Мое сердце колотится. Своеобразная вещь это сердце, не так ли?
Я знаю, что после того, как ты накануне вечером увидела, как я целовал ее, тебе
должно быть, было больно, будто стрела вонзилась в грудь. Но все совсем не так, как
тебе показалось. Но прежде, чем я начну, мне нужно вернуться в прошлое. Я должен
начать с того места, где, как я думаю, нити начали распутываться.
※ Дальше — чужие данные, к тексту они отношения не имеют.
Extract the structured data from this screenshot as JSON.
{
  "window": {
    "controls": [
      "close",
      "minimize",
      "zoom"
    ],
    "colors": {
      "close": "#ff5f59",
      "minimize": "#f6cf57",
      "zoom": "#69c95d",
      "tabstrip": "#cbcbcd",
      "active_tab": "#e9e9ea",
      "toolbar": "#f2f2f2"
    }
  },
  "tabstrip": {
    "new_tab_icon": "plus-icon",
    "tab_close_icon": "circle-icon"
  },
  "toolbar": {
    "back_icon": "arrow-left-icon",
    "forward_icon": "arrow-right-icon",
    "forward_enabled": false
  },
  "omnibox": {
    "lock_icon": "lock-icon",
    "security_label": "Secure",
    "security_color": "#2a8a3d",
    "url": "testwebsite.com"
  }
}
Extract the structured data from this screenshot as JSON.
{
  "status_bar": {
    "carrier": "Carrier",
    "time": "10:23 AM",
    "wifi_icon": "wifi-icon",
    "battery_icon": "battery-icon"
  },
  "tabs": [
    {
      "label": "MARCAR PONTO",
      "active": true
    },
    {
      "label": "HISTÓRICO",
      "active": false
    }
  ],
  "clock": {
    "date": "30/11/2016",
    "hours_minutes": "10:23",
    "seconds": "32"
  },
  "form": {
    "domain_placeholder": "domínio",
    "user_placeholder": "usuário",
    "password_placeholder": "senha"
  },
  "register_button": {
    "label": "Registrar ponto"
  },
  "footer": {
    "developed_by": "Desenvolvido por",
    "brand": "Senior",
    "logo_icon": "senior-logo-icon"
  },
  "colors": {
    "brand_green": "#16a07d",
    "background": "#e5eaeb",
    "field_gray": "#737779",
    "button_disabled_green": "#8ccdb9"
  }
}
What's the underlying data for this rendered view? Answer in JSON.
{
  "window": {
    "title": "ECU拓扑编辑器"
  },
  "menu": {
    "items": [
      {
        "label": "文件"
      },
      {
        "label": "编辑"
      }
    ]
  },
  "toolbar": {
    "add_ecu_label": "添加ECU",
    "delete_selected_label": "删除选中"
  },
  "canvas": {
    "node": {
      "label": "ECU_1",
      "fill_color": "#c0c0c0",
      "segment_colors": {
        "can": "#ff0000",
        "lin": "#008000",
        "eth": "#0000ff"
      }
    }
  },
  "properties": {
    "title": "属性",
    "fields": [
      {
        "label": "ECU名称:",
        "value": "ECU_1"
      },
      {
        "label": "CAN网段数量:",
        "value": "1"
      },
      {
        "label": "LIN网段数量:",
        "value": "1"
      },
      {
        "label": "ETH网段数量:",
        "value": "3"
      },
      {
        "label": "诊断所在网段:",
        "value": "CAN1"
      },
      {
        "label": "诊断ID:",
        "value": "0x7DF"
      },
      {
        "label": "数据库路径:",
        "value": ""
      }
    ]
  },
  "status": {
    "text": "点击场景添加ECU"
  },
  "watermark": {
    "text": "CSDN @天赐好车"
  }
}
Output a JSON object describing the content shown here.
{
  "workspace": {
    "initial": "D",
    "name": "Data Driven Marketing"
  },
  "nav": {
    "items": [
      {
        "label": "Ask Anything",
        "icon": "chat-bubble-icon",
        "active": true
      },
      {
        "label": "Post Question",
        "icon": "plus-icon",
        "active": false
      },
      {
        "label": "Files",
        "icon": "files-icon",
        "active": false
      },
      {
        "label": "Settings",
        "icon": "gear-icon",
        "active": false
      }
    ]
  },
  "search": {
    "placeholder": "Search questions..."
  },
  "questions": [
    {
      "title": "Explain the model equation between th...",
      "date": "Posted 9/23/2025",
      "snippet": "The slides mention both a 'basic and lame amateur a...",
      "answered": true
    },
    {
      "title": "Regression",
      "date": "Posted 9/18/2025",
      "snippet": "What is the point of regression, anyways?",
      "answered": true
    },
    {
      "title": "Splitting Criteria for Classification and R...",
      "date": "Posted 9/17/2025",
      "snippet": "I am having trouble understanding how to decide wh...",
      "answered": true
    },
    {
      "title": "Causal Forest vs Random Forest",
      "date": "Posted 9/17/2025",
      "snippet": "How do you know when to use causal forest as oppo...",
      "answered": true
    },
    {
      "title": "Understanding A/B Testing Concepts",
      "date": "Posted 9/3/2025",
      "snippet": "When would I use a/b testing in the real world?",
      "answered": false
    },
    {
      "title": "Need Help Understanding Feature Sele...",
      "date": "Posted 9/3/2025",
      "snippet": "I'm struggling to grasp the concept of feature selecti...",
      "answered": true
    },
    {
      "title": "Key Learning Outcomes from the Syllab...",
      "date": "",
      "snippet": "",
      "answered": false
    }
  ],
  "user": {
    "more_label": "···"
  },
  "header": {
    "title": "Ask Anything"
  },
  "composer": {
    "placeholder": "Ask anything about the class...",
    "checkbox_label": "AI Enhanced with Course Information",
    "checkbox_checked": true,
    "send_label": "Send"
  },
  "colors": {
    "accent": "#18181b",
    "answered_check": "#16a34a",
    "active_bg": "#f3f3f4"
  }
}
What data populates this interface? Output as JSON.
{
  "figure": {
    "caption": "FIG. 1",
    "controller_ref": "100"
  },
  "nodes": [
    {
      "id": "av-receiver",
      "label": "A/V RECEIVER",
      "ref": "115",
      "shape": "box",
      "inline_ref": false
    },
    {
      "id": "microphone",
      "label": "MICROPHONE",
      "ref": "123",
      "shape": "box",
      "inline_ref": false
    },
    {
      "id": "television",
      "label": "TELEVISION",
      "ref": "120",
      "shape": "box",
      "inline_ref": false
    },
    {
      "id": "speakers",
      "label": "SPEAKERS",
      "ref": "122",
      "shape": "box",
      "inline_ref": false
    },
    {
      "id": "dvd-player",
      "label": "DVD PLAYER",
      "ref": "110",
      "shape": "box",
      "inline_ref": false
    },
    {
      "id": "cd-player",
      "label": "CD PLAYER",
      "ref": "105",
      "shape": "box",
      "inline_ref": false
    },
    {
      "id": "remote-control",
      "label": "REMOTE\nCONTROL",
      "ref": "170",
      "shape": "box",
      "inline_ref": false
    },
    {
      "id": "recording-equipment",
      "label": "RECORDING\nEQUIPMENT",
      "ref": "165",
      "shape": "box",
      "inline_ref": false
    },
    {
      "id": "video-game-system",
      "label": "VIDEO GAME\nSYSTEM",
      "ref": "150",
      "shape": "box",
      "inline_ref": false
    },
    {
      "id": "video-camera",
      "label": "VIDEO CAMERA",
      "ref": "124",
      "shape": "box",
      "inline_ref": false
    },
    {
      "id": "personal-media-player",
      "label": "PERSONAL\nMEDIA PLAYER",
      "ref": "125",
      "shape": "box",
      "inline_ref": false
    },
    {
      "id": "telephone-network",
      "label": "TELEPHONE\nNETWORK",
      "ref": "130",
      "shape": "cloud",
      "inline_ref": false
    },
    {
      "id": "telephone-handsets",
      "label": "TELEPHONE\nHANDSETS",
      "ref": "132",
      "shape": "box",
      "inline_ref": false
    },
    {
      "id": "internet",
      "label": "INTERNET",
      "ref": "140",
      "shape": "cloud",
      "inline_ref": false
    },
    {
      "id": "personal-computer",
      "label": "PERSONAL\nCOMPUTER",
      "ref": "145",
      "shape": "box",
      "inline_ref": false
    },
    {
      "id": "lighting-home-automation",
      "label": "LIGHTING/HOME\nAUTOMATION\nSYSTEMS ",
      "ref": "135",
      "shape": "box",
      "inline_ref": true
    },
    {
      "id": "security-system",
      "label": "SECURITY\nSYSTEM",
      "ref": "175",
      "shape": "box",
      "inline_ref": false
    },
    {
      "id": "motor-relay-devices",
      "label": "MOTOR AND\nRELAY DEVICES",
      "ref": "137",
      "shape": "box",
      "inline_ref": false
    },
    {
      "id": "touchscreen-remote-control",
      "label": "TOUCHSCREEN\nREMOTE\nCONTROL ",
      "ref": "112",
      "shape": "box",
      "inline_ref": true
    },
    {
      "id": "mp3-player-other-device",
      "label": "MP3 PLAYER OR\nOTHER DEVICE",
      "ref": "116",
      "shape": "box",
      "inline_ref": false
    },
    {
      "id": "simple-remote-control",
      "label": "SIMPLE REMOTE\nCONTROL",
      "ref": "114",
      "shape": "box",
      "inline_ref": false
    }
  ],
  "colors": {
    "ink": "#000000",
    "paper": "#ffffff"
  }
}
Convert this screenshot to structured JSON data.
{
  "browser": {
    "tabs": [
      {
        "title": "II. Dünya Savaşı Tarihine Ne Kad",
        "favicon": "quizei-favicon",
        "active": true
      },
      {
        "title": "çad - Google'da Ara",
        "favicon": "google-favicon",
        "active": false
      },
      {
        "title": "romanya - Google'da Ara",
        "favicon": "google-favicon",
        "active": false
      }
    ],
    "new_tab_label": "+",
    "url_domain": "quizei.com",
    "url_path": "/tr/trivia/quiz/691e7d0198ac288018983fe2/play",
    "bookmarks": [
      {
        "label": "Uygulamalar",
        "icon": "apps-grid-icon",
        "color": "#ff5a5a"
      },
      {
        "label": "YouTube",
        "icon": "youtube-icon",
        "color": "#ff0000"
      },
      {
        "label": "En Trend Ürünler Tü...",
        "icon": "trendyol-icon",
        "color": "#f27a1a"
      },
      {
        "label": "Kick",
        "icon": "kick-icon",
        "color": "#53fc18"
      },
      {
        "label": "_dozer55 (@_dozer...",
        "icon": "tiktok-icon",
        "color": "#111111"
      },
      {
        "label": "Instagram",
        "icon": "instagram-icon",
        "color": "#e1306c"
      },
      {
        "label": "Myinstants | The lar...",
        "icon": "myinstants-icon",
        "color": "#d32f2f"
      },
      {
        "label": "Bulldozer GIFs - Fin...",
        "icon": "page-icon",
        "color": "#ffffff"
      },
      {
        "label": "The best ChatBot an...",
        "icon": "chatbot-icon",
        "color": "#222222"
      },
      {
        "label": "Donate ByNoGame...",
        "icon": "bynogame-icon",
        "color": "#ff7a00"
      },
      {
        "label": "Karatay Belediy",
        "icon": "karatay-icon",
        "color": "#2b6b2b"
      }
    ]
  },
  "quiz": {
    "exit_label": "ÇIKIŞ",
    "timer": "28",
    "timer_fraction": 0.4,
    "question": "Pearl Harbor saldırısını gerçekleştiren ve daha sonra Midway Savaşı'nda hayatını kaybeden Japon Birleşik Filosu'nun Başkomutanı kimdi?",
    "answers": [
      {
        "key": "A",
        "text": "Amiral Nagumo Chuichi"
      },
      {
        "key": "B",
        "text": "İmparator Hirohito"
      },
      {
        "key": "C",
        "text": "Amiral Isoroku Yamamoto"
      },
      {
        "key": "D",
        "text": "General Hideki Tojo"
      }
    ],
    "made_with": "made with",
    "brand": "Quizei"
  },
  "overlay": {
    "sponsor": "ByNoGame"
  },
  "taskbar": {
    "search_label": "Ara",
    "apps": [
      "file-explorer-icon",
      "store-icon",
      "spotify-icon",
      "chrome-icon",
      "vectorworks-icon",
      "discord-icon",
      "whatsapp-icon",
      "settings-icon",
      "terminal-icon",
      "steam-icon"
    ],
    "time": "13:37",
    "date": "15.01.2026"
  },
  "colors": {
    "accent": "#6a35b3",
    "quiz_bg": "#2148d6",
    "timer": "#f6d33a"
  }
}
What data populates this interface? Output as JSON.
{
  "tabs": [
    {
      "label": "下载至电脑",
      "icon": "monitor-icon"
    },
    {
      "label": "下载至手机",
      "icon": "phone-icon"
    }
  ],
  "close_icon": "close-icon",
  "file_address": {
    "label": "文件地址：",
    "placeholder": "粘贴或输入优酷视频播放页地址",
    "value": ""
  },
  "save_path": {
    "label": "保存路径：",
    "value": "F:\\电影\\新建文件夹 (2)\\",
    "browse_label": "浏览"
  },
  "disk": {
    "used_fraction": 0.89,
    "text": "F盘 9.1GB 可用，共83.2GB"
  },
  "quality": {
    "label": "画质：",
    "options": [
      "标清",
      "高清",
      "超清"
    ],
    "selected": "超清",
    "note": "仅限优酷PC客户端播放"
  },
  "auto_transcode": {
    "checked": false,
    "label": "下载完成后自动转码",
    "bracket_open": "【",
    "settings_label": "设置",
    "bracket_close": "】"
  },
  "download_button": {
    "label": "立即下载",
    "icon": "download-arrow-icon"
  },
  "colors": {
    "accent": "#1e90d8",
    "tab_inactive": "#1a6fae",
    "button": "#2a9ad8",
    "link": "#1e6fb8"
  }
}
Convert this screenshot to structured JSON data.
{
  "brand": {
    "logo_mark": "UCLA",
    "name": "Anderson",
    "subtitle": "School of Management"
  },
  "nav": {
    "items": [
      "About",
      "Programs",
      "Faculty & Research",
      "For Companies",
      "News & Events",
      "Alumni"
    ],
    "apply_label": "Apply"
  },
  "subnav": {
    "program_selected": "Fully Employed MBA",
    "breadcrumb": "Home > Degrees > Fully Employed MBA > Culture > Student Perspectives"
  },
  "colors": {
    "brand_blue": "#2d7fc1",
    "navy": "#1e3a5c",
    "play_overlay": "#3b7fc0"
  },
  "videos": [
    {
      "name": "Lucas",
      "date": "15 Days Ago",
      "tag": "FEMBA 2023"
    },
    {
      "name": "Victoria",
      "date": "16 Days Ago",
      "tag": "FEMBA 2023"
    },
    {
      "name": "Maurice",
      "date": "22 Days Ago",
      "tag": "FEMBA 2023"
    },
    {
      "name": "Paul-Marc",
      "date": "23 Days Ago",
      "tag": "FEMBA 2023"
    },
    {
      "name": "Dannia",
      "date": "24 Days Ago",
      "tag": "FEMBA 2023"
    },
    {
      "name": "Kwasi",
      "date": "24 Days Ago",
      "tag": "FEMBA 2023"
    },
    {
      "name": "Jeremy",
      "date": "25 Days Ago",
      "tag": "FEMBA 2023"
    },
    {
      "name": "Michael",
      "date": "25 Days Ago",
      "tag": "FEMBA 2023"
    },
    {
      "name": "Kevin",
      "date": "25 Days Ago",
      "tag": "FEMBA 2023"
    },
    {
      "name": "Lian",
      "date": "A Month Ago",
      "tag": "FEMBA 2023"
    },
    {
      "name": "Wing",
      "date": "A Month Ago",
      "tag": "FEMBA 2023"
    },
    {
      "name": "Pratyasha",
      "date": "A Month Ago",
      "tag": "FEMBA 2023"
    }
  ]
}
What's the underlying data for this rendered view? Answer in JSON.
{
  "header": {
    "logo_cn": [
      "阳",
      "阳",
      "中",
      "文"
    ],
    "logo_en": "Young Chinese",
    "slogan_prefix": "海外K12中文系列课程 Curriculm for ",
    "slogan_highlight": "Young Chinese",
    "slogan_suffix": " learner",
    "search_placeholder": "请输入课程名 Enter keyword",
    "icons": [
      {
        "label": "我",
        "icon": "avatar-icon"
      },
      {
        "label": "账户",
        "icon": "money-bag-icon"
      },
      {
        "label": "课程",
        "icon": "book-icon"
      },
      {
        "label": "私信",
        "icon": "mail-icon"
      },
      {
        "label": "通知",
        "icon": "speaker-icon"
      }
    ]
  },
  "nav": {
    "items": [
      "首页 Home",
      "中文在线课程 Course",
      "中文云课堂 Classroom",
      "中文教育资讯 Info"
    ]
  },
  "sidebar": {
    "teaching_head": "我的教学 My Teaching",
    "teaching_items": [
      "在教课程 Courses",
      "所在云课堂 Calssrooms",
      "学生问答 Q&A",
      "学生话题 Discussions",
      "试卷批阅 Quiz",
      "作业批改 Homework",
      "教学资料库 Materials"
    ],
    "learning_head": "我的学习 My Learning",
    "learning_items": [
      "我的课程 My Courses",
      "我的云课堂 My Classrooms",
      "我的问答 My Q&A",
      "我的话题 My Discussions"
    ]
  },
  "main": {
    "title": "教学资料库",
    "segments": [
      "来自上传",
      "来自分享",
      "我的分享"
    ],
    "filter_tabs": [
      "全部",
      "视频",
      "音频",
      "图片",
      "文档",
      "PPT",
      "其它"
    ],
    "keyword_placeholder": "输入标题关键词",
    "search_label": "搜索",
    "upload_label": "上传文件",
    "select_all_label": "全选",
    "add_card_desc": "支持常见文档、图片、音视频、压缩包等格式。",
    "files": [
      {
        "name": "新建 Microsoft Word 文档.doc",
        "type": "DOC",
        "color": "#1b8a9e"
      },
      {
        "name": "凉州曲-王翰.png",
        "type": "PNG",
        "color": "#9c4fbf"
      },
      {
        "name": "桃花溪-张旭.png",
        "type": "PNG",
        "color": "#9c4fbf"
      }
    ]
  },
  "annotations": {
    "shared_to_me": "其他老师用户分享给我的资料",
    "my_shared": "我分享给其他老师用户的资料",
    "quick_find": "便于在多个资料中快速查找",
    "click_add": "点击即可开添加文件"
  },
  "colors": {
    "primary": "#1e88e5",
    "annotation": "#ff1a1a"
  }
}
Когда мы впервые расстались в Лас Палабрас, я знал, что увижу тебя снова. Я
знал, что сделаю все, что смогу, чтобы вернуть тебя в мою жизнь. Когда я сказал, что
не мог видеть звезды из города, то не шутил. Небо здесь темно-серое, и таким же было
мое сердце, такой была моя жизнь.
Хлоя Энн была единственным светлым пятнышком для меня, и вскоре я понял, что
должен принять решение. Должен ли я остаться с Изабель ради моей дочери? Или я
рискну всем ради тебя?
Как ты знаешь, я рискнул всем. Я полагал, возможно и безуспешно, что если бы я
остался несчастливым с Изабель, то Хлоя Энн заметила бы это, и она тоже была бы
несчастна. Дети умнее, чем мы думаем, правда? И поэтому я решил, что должен был
покончить с этим. Я не был счастлив. Я знал, что и Изабель не была счастлива. Это был
больше черно-белый мир, чем путь, которого я должен был придерживаться.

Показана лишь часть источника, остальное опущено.